Tuve que disculpar a Clive delante de Daniel. ¿Por qué tengo que hacer eso? Ni
que fuese su madre. No entiendo porqué siempre tiene que tomarla con él. Daniel
jamás hace nada malo a nadie. Es un chico diferente pero no parece tener
maldad.
Apoyo mis
codos en el escritorio y miro por la ventana de mi cuarto. No me gustaría tener
que hablar hoy con Clive. Estoy furiosa con él por haber vuelto a pegar a
Daniel a pesar de haberle dicho que no lo hiciera. Sabe que no me gusta pero
pasa de todo, se limita a ser un salvaje. Me promete mentiras que yo me creo
como estúpida a pesar de saber que jamás las cumple.
Quiero
hablar con alguien que me pueda entender pero no tengo la suficiente confianza
con nadie para así poder abrirle mi corazón y mucho menos demostrarle a mi novio
que soy otra persona diferente a la que él piensa. Detesto que me consideren la
niñita tonta que no vale para nada. Mis notas son mucho mejores que las de la
mayoría del instituto y no digo nada al respecto. ¿Por qué tienen que ser tan
crueles y juzgar sin conocer?
Las lágrimas
recorren mis mejillas y las dejo que desciendan todo lo que quieran hasta
precipitarse desde mi barbilla contra la madera que hay bajo mis codos. ¿Sirve
de algo continuar fingiendo una felicidad que destroza? Vivir una vida que no
me pertenece. No soy capaz de disfrutar por mucho que me lo proponga de lo que
para mí sería una afición. Ahora todo es obligado, el amor no es sincero y mi
corazón no soporta permanecer sumido en la tristeza sin desahogarse.
Saco mi
diario y lo abro. Quizá escribir vuelva a conseguir animarme un poco aunque he
descubierto que no soy mi mejor consejera.
¿Cómo llegué
a odiarme? Esa pregunta se la hacen tantísimas personas que me han conocido a
lo largo de mi inútil vida...
¿Tiene sentido preguntarse algo
semejante si en tan solo segundos puedo desaparecer del planeta? Yo creo que no
pero es la pregunta que sé que cada día, cada minuto, cada maldito segundo pasa
por la mente de todos los que se creen conocerme.

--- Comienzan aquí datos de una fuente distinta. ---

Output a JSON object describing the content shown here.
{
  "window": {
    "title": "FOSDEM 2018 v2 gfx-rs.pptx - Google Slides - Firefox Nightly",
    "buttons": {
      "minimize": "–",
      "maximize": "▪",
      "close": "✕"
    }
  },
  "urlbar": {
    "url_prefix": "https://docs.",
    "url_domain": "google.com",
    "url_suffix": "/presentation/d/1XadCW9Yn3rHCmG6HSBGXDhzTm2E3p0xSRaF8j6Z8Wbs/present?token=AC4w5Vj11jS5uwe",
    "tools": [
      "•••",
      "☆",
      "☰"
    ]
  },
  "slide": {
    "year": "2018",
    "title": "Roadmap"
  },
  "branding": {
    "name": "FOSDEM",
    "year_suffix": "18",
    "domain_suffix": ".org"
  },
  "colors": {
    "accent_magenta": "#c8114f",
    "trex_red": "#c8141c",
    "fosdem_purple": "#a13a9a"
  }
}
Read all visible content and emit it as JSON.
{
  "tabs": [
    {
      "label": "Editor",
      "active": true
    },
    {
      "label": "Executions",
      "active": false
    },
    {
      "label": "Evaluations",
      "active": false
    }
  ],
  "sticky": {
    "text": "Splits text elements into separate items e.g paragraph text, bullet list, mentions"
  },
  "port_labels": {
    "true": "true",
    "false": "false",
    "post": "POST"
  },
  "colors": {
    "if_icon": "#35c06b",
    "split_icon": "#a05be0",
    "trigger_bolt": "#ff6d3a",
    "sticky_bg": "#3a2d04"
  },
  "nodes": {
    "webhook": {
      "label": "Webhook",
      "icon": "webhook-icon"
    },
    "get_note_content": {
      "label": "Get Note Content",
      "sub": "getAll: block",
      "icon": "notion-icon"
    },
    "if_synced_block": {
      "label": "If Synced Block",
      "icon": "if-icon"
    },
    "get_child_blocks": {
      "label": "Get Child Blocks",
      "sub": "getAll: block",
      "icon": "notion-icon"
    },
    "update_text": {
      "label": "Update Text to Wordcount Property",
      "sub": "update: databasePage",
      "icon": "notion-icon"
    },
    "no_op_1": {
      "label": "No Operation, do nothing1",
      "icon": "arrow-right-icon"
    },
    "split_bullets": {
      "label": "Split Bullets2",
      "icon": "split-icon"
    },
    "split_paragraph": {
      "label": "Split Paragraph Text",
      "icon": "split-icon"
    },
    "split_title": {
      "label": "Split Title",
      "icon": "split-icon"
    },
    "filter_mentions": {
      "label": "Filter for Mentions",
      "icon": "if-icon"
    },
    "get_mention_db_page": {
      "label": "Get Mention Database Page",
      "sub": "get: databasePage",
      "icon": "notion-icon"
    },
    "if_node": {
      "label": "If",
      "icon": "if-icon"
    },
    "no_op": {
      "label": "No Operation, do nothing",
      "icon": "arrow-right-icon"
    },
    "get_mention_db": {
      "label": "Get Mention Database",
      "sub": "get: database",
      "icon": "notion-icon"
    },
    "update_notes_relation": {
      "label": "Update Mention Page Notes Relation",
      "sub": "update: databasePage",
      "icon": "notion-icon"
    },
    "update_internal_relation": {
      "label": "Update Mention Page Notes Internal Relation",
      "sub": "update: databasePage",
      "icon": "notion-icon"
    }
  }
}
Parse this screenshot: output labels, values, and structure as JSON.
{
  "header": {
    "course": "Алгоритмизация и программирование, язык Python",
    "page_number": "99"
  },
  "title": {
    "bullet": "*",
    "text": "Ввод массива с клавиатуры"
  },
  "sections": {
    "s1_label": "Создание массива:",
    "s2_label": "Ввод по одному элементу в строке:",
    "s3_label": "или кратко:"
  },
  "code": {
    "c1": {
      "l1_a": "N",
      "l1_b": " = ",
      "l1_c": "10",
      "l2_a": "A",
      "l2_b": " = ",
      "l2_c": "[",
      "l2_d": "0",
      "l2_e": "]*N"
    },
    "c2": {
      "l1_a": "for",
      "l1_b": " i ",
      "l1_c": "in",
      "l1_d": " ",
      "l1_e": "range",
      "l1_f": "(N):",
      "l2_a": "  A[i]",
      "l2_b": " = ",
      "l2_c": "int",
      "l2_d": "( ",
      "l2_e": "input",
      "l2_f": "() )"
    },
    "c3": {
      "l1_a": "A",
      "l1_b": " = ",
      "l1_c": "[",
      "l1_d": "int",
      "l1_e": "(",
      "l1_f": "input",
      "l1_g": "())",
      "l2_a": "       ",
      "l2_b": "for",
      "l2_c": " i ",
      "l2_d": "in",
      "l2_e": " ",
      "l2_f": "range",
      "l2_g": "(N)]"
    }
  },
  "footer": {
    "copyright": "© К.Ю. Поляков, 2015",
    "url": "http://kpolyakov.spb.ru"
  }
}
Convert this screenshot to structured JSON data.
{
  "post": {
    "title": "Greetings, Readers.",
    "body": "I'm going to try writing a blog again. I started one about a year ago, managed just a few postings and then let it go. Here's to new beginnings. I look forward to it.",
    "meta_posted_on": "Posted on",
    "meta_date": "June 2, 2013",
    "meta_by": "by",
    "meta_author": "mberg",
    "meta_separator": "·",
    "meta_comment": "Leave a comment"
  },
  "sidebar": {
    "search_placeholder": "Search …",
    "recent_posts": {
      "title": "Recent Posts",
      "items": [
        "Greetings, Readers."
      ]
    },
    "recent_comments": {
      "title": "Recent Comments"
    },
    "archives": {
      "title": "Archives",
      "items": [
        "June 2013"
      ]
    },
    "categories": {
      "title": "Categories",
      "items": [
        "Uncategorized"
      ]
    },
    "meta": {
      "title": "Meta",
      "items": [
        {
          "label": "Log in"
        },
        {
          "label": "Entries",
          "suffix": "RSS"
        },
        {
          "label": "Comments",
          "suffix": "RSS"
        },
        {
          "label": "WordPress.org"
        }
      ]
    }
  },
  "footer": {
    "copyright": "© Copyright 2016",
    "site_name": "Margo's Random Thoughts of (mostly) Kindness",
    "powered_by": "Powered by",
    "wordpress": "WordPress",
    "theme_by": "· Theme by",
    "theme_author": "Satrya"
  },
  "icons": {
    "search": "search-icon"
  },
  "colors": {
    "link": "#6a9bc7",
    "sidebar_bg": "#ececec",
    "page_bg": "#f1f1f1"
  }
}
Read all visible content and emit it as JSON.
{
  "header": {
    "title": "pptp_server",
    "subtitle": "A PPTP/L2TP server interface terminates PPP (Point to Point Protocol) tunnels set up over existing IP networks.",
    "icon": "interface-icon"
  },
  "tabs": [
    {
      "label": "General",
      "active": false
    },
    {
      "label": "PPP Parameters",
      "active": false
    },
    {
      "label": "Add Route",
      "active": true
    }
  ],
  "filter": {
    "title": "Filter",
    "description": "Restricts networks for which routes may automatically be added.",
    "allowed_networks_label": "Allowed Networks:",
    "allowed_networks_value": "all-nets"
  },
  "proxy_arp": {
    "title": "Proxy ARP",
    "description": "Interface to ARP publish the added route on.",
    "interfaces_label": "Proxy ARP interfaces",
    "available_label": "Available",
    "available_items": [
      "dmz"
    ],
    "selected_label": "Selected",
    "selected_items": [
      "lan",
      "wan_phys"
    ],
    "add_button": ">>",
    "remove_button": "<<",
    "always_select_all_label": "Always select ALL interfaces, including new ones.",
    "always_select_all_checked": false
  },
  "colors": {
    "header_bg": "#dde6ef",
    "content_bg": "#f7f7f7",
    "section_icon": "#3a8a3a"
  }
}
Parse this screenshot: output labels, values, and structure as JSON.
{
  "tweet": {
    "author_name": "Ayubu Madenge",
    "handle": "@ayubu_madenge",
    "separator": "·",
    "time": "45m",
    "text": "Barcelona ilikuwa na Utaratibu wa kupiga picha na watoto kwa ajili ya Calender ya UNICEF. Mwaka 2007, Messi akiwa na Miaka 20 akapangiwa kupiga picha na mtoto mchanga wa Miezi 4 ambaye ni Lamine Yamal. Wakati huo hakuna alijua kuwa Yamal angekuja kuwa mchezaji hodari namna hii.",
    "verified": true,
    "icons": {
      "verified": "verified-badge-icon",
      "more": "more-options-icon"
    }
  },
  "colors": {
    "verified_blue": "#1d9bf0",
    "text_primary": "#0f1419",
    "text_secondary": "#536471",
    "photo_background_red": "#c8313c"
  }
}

¿Alguien salvo yo tiene derecho a
decirme que hago las cosas mal? Ahora ya no, quizá haya normas, tal vez haya
moral, no lo niego pero me volví agnóstica de todos y cada uno de los sentidos
posibles. Temo decir que ni creo ni dejo de creer, para mí todo comenzó a
carecer de sentido hace demasiado tiempo cuando aún creía en papá noel y me
maravillaba que un diente se transformase en dinero por obra y gracia de un
pequeño ratoncito que siempre intentaba atrapar con queso. Ahí, ahí quedó mi
inocencia en cuatro malditos recuerdos que echando la vista atrás solo están
borrosos y no soy capaz de desbloquear mi mente para que me muestre ni un solo
momento feliz.
¿Crueldad del destino? Lo dudo,
tan solo yo sé que es lo que ocurrió para que dejase de comportarme como debía
una niña de mi edad... pero eso quedó tan atrás...
Ahora mi
mundo es simple y llanamente lo peor que jamás haya nadie podido imaginar. ¿Me
pongo de víctima? ¿Para qué? Importaría poco si mis problemas seguirán ahí
aferrándome a un destino que yo misma, por estúpida decidí sin saberlo.
Dejo de
deslizar el bolígrafo por el cuaderno que hace las veces de diario. Suspiro y
lo cierro mientras me aferro a la cruel idea de que sola podré, algún día,
lejano, salir de ese dolor que niebla todos mis sentidos.
Suena mi
móvil y estiro mi brazo mientras dejo que la soledad me sumerja. Abro el móvil
y ve el mensaje. Fiesta, hoy. No tengo gana ninguna para hacerlo pero debo para
no aislarme más de lo que estoy. Elle, es hora de volver a ponerse la coraza de
felicidad. El mundo no puede saber lo atormentada que estás.